Um problema de cada vez
Apesar do apoio a Lucas, o PT deixou para depois a decisão sobre o Senado. No entanto, o partido já sabe que não poderá ser contabilizado, por exemplo, para Veneziano Vital do Rêgo. A regra é clara: não se pode apoiar um candidato a governador em uma coligação e ceder tempo para outro candidato em outra. Ou o alinhamento é total, ou o tempo de TV fica pelo caminho.
Tapa no bolso
A partir desta semana, a política de bondades de prefeitos e governadores sofre um freio administrativo. O TSE nacional lembra aos desavisados que reajustes acima da inflação para servidores estão vedados pela legislação eleitoral. Quem quiser fazer média com o funcionalismo agora só terá nova chance em 2027.
Cabedelo sob vigia
O TRE-PB passou o sábado organizando as urnas para a eleição suplementar em Cabedelo, que ocorre neste domingo.
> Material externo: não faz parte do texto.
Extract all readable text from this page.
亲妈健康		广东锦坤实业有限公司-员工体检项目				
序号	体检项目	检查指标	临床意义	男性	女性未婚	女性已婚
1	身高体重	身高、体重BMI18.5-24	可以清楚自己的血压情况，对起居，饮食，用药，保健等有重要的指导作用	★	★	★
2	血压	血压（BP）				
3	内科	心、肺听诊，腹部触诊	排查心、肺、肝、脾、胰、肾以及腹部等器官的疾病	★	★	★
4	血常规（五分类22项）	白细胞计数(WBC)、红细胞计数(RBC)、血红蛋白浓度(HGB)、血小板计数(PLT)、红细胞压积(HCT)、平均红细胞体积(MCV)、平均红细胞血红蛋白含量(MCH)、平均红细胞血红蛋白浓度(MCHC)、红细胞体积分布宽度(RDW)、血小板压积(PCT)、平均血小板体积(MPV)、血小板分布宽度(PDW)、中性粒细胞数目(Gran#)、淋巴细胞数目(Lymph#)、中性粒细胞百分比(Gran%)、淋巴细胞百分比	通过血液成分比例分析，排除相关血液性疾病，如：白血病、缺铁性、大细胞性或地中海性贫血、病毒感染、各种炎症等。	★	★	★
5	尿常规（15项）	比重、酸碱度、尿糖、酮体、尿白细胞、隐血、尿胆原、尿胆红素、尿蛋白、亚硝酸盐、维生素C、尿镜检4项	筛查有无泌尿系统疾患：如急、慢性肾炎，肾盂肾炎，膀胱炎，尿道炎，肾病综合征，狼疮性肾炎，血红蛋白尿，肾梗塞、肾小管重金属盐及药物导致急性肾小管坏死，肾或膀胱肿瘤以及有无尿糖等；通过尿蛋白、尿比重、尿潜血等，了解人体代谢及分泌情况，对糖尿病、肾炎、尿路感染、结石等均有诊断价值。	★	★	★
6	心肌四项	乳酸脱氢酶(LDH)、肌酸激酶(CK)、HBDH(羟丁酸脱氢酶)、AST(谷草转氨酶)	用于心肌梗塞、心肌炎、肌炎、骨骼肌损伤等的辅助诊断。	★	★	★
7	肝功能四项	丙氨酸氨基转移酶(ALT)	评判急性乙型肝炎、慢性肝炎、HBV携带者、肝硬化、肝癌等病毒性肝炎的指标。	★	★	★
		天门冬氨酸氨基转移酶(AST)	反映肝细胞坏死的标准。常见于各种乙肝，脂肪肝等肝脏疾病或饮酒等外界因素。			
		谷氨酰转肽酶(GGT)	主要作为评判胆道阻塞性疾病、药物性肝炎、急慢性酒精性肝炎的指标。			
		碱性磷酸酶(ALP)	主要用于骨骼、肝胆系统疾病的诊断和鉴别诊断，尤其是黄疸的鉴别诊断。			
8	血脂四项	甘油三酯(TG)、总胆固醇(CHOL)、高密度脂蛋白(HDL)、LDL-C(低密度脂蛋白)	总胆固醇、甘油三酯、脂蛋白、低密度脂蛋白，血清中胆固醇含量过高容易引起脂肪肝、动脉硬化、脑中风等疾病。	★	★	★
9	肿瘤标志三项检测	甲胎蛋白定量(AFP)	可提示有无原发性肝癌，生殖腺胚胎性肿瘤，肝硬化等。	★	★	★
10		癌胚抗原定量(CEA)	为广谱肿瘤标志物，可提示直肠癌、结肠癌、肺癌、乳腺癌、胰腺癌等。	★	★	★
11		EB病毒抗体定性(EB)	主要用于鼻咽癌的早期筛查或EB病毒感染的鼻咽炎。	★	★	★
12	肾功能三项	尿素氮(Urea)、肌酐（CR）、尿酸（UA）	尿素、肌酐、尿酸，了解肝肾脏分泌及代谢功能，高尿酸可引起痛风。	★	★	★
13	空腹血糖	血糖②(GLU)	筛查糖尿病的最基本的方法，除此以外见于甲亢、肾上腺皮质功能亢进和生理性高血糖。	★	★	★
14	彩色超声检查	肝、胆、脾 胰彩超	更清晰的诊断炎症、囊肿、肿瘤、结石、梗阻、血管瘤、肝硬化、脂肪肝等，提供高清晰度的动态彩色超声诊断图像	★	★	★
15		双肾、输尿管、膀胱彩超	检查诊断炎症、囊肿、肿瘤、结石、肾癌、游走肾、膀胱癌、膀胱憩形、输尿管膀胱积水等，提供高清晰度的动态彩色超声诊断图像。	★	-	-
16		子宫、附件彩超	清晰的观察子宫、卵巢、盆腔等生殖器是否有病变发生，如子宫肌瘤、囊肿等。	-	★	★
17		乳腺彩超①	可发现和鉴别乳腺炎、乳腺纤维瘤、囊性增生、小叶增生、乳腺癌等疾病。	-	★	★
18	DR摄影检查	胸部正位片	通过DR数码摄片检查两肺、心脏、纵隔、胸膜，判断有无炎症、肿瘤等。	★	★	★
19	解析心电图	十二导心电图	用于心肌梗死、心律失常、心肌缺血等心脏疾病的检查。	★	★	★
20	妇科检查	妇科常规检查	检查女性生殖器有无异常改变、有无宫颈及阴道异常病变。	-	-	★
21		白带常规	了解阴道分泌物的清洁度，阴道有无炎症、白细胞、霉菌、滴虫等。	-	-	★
O pleito é visto como o primeiro grande teste de força real entre os grupos locais após a anulação das eleições passadas. A segurança foi reforçada para conter os entusiasmos excessivos que marcaram os últimos embates na cidade portuária.
Fator Efraim
O senador Efraim Filho não desacelera. Enquanto o governo se articula com o PT, Efraim mergulha no interior do estado. A estratégia é consolidar o cinturão de prefeitos do União Brasil antes que o trator de Aguinaldo Ribeiro e do governador Lucas avance sobre suas bases mais fiéis no Sertão e no Brejo.